Before morning, the wind had fallen to a mere breeze. The waves no longer swept the deck freely, but the lake was still so rough that the ice-weighted ship made heavy going. Her battle with the storm had sprung her seams. Two men were kept constantly at the pumps. No canvas was left but the jib, now attached to the stump of the mast. With this makeshift sail, and carried along by the waves, she somehow kept afloat.
From the lookout there came a hoarse bellow of warning. Through the muffling veil of falling snow, his ears had caught the sound of surf. The steersman swung the wheel over. The ship sheered off just as the foaming crests of breaking waves and the dark mass of bare rocks appeared close at hand.
Along the abrupt shore the Otter beat her way, her captain striving to keep in sight of land, yet far enough out to avoid sunken or detached rocks. Anxiously his tired, bloodshot eyes sought for signs of a harbor. It had been so long since he had seen sun or stars that he had little notion of his position or of what that near-by land might be. Shadowy as the shore appeared in the falling snow, its forbidding character was plain enough, cliffs, forest crowned, rising abruptly from the water, and broken now and then by shallow bays lined with tumbled boulders. Those shallow depressions promised no shelter from wind and waves, even for so small a ship as the Otter.

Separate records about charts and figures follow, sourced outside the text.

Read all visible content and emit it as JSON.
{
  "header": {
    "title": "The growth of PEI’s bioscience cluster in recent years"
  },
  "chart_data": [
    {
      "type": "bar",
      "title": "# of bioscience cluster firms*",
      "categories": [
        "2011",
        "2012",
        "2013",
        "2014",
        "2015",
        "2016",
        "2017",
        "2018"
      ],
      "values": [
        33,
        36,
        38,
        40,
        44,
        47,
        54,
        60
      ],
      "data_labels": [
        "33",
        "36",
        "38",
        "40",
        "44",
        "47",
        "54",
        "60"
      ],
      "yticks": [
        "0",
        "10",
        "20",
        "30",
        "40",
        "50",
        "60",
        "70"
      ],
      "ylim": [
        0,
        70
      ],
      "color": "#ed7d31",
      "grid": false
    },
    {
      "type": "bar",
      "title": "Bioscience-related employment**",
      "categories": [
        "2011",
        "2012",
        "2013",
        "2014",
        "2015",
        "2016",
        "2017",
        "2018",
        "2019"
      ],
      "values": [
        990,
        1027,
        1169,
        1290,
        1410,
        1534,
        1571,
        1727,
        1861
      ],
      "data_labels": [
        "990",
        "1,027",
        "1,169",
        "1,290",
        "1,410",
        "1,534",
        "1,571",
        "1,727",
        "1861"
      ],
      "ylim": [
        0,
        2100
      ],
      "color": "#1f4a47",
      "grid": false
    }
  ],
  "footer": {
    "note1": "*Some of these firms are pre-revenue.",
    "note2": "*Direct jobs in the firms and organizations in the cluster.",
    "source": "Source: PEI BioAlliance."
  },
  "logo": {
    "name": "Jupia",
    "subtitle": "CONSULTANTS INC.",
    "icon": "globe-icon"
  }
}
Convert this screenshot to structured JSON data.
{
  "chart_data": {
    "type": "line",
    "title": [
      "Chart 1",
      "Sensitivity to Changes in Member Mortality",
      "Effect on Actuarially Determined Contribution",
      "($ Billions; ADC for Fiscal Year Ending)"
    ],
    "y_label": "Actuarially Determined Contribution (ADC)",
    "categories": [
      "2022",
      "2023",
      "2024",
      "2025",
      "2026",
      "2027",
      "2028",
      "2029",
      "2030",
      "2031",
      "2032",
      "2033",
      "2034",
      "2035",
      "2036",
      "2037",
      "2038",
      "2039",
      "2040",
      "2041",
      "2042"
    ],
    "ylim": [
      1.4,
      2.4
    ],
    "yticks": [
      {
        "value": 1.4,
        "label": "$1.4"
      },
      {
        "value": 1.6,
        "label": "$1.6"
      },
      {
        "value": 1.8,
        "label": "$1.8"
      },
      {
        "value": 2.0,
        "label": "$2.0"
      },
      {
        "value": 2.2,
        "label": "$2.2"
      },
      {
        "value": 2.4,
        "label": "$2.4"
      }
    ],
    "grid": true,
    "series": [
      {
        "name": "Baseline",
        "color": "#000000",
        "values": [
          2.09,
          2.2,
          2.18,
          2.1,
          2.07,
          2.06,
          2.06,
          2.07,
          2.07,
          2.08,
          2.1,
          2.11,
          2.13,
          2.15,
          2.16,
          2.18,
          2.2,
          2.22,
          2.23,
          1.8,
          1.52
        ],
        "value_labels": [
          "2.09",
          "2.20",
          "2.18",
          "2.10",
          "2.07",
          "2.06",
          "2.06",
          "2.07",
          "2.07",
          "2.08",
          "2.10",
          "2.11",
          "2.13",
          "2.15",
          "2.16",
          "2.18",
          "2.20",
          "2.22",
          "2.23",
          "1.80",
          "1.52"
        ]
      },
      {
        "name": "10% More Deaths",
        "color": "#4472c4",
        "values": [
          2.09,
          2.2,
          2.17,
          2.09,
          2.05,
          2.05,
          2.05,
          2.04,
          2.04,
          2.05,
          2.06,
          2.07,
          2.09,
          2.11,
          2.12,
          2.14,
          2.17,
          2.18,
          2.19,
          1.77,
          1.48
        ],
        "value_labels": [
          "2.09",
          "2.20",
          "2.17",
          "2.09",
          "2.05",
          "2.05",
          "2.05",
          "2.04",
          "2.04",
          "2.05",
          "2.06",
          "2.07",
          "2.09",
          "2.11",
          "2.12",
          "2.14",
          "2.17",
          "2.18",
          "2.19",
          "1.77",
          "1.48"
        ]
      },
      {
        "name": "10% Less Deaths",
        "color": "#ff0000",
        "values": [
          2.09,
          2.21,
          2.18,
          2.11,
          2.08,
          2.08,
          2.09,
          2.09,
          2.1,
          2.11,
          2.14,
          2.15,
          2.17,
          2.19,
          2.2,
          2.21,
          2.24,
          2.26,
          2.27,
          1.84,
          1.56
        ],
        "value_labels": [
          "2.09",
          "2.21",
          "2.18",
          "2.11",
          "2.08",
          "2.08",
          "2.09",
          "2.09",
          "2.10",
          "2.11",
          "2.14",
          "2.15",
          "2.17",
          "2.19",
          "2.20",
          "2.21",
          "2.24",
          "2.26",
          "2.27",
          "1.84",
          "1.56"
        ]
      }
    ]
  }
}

No less anxiously than Captain Bennett did Hugh Beaupré watch that inhospitable shore. So worn was he from lack of sleep, exhausting and long continued labor and seasickness, so chilled and numbed and weak and miserable, that he could hardly stand. But the sight of solid land, forbidding though it was, had revived his hope.
A shout from the starboard side of the sloop told him that land had appeared in that direction also. In a few minutes the Otter, running before the wind, was passing between forest-covered shores. As the shores drew closer together, the water became calmer. On either hand and ahead was land. The snow had almost ceased to fall now. The thick woods of snow-laden evergreens and bare-limbed trees were plainly visible.
Staunch little craft though the Otter was, her strained seams were leaking freely, and her Captain had decided to beach her in the first favorable spot. A bit of low point, a shallow curve in the shore with a stretch of beach, served his purpose. There he ran his ship aground, and made a landing with the small boat.
His ship safe for the time being, Captain Bennett’s next care was for his crew. That they had come through the storm without the loss of a man was a matter for thankfulness. Everyone, however, from the Captain himself to Hugh, was worn out, soaked, chilled to the bone and more or less battered and bruised. One man had suffered a broken arm when the mast went over side, and the setting of the bone had been hasty and rough. The mate had strained his back painfully.
All but the mate and the man with the broken arm, the Captain set to gathering wood and to clearing a space for a camp on the sandy point. The point was almost level and sparsely wooded with birch, mountain ash and bushes. Every tree and shrub, its summer foliage still in the bud, was wet, snow covered or ice coated. Birch bark and the dry, crumbly center of a dead tree trunk made good tinder, however. Baptiste, skilled in the art of starting a blaze under the most adverse conditions, soon had a roaring fire. By that time the snow had entirely ceased, and the clouds were breaking.
Around the big fire the men gathered to dry their clothes and warm their bodies, while a thick porridge of hulled corn and salt pork boiled in an iron kettle over a smaller blaze. The hot meal put new life into the tired men. The broken arm was reset, the minor injuries cared for, and a pole and bark shelter, with one side open to the fire, was set up. Before the lean-to was completed the sun was shining. In spite of the sharp north wind, the snow and ice were beginning to melt. A flock of black-capped chickadees were flitting about the bare-branched birches, sounding their brave, deep-throated calls, and a black and white woodpecker was hammering busily at a dead limb.
No attempt was made to repair the ship that day. Only the most necessary work was done, and the worn-out crew permitted to rest. A lonely place seemed this unknown bay or river mouth, without white man’s cabin, Indian’s bark lodge or even a wisp of smoke from any other fire. But the sheltered harbor was a welcome haven to the sorely battered ship and the exhausted sailors. Wolves howled not far from the camp that night, and next morning their tracks were found in the snow on the beach close to where the sloop lay. It would have required far fiercer enemies than the slinking, cowardly, brush wolves to disturb the rest of the tired crew of the Otter. Hugh did not even hear the beasts.